Python Sweetness (a blog which was one of the first to cover what came to be known as Meltdown) did some digging and posits that the fix is a response to a new type of memory attack that was unveiled in December, a new variant of the Rowhammer attack that is used to manipulate virtual memory in RAM. Its favorite guess is that we will soon be told of “the mother of all hypervisor privilege escalation bugs, or something similarly systematic as to drive so much urgency.” Python Sweetness signs off by warning; “invest in popcorn, 2018 is going to be fun.”
According to Thomas Lendacky of the Linux OS group at AMD, “AMD processors are not subject to the types of attacks that the KPTI feature protects against. The AMD microarchitecture does not allow memory references, including speculative references, that access higher privileged data when running in a lesser privileged mode when that access would result in a page fault.” Lendacky’s wording strongly implies what the specific Intel problem is.
However, AMD is unlikely to be able to turn this event into a huge market opportunity, as it has been very slow to bring its new Ryzen and Epyc CPUs to market – and won’t be able to match the scale needed to properly seize such a market from its incumbent rival. Similarly, it’s early stages for ARM-based rivals from the likes of Cavium and Qualcomm, but the incident has significantly lowered the barriers that these two rivals faced. If this is a performance flaw that carries forwards for a couple sales cycles, Intel could see its lead in the data center severely eroded, or potentially lost entirely.
The first sign that something was wrong came from speculation about redacted Linux kernel documentation and comments, and the inclusion of AWS and Google staff on email threads. The ‘official’ reason for the patch, which is moving at a much quicker pace than normal Linux kernel development, is to support the fix for the KASLR (Kernel Address Space Layout Randomization) feature that was proposed following research from Graz University that recommended splitting the kernel and user memory spaces in a patch called KAISER – but the clue for the problem seems to be in the name, as the kernel flag is called ‘X86_BUG_CPU_INSECURE.’

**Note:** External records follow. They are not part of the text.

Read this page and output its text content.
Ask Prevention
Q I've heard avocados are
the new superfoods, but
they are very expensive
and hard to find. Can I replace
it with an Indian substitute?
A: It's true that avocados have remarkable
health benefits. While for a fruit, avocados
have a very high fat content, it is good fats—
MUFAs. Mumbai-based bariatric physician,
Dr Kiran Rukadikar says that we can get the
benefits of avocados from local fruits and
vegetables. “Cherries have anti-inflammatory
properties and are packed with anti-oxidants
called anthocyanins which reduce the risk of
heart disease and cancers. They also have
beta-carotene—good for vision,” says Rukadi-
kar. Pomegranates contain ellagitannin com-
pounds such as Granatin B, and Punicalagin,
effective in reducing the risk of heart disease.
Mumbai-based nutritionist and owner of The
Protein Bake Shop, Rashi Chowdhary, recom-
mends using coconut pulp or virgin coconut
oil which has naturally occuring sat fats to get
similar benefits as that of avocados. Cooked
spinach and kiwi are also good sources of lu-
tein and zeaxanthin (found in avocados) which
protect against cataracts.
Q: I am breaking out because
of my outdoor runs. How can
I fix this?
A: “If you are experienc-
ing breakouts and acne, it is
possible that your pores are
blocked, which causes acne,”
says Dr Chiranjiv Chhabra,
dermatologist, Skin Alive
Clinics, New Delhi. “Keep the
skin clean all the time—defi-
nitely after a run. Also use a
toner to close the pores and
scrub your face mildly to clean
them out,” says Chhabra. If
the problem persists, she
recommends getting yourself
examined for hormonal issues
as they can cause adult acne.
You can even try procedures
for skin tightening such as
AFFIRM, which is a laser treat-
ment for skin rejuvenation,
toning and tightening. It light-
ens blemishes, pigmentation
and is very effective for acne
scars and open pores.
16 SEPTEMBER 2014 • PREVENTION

As such, there has been rampant internet speculation about the scope of the problem. It appears that Microsoft has been working on a fix for Windows since November, and in the initial Linux fix, the kernel will treat AMD processors in the same manner as Intel ones – meaning they will suffer a performance hit too. For this reason, AMD is recommending not to enable the patch on Linux. Microsoft has yet to outline its fix.